The remaining CfH cluster, North West and West Midlands, is also awaiting the arrival of Lorenzo Primary Care as its strategic solution and appears to have not signed up a permanent alternative choice as yet.

A spokesperson for the CSC Alliance told EHI Primary Care: "Primary Care systems are within the scope of CSC’s contract to deliver systems in the North West and West Midlands. Our strategic solution is iSOFT’s Lorenzo application which will meet the needs of both Primary Care and Secondary Care.

"We are in discussion with a range of suppliers as to the provision of alternative solutions in the North West and West Midlands cluster. CSC has worked with In Practice Systems to deploy a number of GP systems in the Bolton area."

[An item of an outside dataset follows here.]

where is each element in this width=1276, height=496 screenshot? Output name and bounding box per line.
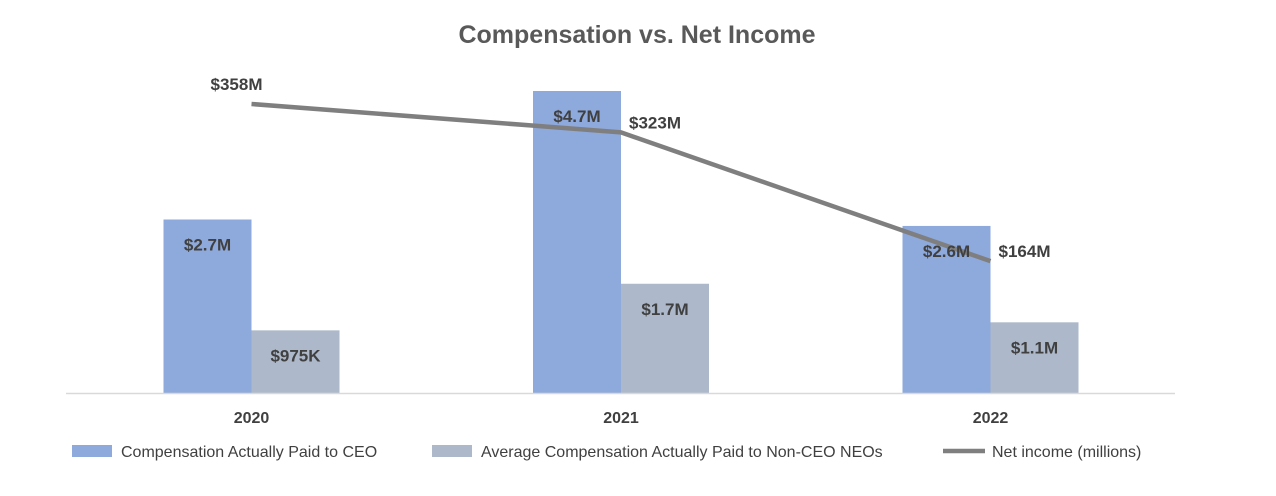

Richard Gunn, chairman of iSoft’s user group, says practices continue to report ‘low grade’ pressure to move systems, particularly as their hardware comes up for renewal and the choice is move to the LSP solution where maintenance is no longer a drain on scarce PCT resources or put up with existing performance from equipment that needs replacing.

He told EHI Primary Care: "Once a practice has moved to an LSP system the PCT loses the maintenance bill which is obviously attractive when many PCTs are struggling financially. The other problem is that there is a general feel that NPfIT [the National Programme for IT] epitomises that it must automatically be a problem if GPs have got lots of systems so we will try and remove that problem by pushing everybody to go to a single system.”

Richard White, administrator for the Vision User Group, says that reports of pressures to move system seem to have eased recently. He believes LSPs seem to be focusing efforts on what might be seen as easier targets to begin with, that is those with unaccredited system or low computerisation levels.

He adds: “The test will come when a highly computer literate practice that is happy with its system faces pressure to move.”

Like many, he harbours hope that the choice will soon mean more than an offering of one system per LSP.

A sign that might happen, or at the very least that Connecting for Health is hedging its bets, can be seen in the new IM&T directed enhanced service for GPs. It specifies GPs can earn a payment for using a ‘Connecting for Health’ approved hosted system. It does not say, however, that the hosted system must be hosted by a local service provider. Hope, perhaps, for the free marketeers.